I must say that I have never done anything radical with my hair – as a teenager I did not dare either on red dreadlocks like those of Yulia Chicherina and Linda, or on an ultra-short haircut, or on a banal transformation into a blonde: then sexist jokes were just popular and I was dead to death was afraid of accompanying associations. After the statement in the “Obvious” section that I did take my appearance, two months later, at twenty-eight, I really wanted curls like Carrie Bradshaw’s – I don’t even know why, I definitely didn’t like Carrie … From time to time I used a styler and loved curls – so I decided to curl.
My master from “Hairdressing salon number 3” tried to dissuade me as best she could, women from all over the salon bumped into me and said that no one ever does a perm. They frightened that there would be a clown’s head, tow and hair would then have to be almost shaved off. The hair really had to be cut off later, but it was rather in their natural subtlety and merciless lightening, which I came up with the day before.
I do not regret anything. Chemistry was on my hair for four months – from tiny curls in the style of the bassist of the band “Lyceum” Isolde to neat beach waves, the latter was not fashionable then. Everything could be even better and longer if I did something with my hair other than lamination and applying conditioner after washing: I know that there are a million oils and serums, but I started using them quite recently – then it was lazy and I just did not have time. I have such a character that I get tired of the constant care in the salon, which is necessary for curled hair, and I try to find ways to sabotage the extra activity as soon as possible.

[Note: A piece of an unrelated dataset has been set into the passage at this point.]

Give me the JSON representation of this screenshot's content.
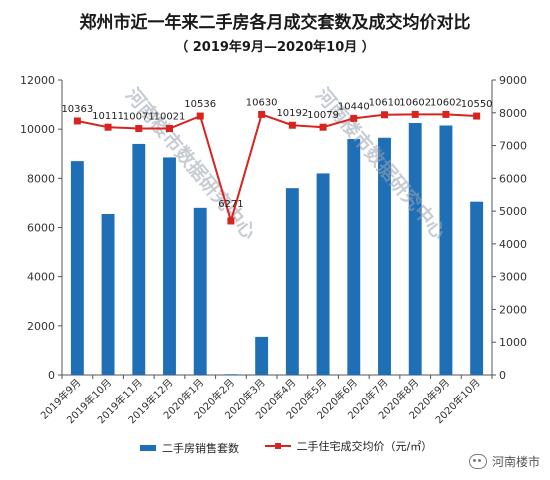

God, what a haircut I had, dear mom! They let me go ahead on the street and gave way, returned the tip and spoke in gentle voices wherever they used to be rude. Every exit to the city was accompanied by bombing adventures and a bucket of endorphins. Once I washed my dogs, tied bows for them, styled them, dressed up and put on makeup – it was in the spring, and I will remember this walk forever. Strangers talked to me, they smiled at me, I was Beyoncé and Marilyn Monroe at the same time – a fantastic feeling. Now, with dark brown hair, I’m rather invisible, even if I’m wearing a bright one. I adored curls, with them there was no hassle of styling – I just changed the parting and occasionally collected them in a bun on the top of my head. I would never give up chemistry if it was harmless, but after two treatments my flaccid hair said “hello?” and turned into dry wires sticking out in all directions. Without regret, I cut off the most uninspiring.
Chemistry is demonized, but in vain: on unpainted hair, it behaves differently and in a completely different way affects thick and very strong hair, which I never had. I am terribly excited about this adventure. Compared to the disastrous Cindy Lauper haircut in a fashion salon that took me two years to grow and brought me to tears, curling was a holiday – like eating cake, riding carousels, or drinking champagne at nine in the morning. My opinion is that this must be done with yourself from time to time in order to feel alive.